See Bell v. Mayview State Hospital, 853 A.2d 1058, 1062 (Pa. Super.
2004) (“A communication may be considered defamatory if it tends to harm
the reputation of another so as to lower him or her in the estimation of the
community or to deter third persons from associating or dealing with him or
her.”) (citation omitted); see also MacElree v. Philadelphia Newspapers,
Inc., 674 A.2d 1050, 1055 (Pa. 1996) (“Because there was doubt as to the
defamatory nature of the complained of language, [the] appellees’ demurrer
-5- J-A06003-18
should have been overruled.”). Thus, I would decline to dismiss WMC’s
defamation claim on these grounds.
Finally, as for WMC’s other claims, I agree with the Majority that the
trial court incorrectly determined that, because WMC’s defamation claim
failed, WMC’s claims under the Lanham Act and for trespass must necessarily
fail too.

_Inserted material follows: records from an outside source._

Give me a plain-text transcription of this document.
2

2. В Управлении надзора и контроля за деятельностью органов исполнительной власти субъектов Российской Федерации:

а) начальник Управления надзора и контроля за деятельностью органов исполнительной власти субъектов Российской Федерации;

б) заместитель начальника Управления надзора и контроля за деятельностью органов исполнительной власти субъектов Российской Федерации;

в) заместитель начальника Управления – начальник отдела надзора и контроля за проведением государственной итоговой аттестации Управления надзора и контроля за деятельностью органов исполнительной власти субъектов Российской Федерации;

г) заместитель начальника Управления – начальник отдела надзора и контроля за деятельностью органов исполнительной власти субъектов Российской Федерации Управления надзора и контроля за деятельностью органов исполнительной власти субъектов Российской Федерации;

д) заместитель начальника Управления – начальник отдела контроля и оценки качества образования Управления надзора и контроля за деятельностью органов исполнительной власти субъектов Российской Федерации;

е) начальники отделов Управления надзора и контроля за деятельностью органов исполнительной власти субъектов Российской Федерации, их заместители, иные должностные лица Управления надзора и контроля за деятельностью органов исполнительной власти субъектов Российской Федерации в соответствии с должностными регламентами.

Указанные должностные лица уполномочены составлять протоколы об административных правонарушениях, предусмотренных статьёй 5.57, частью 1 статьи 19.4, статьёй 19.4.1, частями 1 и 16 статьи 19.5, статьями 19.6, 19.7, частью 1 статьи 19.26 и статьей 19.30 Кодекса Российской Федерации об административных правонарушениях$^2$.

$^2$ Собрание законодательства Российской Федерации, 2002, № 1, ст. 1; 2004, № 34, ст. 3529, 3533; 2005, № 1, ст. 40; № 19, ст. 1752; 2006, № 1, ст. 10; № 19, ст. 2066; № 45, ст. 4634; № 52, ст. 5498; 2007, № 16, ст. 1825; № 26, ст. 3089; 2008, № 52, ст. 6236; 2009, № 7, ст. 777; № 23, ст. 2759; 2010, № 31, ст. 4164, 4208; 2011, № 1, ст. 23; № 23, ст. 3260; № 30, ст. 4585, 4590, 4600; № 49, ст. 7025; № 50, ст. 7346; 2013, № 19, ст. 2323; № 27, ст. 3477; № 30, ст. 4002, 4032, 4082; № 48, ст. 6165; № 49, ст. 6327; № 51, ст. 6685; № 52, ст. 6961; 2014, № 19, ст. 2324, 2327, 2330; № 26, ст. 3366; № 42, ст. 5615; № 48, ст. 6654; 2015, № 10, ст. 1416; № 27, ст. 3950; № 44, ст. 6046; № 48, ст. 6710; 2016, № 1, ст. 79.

See Majority Op. at 9.4 However, Appellees’ only other argument
raised in their brief as to why these claims should be dismissed is that ITZ
could not have trespassed as “WMC does not allege that … ITZ ever stepped
foot on the property.” See Appellees’ Brief at 8. Yet, it appears that WMC
only advanced its trespassing claim against Mr. and Ms. Schneider — and not
ITZ — in its complaint anyway. See Complaint at 9 (bringing trespass count
against only Mr. and Ms. Schneider).5 Consequently, in light of the arguments
advanced by the parties, I would determine that the trial court’s dismissal of
WMC’s claims for trespass and Lanham Act violations was also improper.
4 Because I determine that WMC has set forth a cognizable defamation claim, the basis for the trial court’s rationale would be undermined.
5 Further, in their preliminary objections below, Appellees contended that WMC’s “trespass claim fails because Dr. Oser had apparent authority to permit entry and filming on the property, and the filming of the [V]ideo on the property did not physically damage the property.” See Appellees’ Preliminary Objections, 5/1/2017, at 2 (unnumbered pages). Additionally, they claimed that “WMC lacks Lanham Act standing for unfair competition because as set forth in the [c]omplaint[,] WMC and [Appellees] are not competitors.” Id. Appellees do not adequately develop and support these arguments below, and therefore they fail to convince me that WMC’s claims are legally insufficient on these grounds.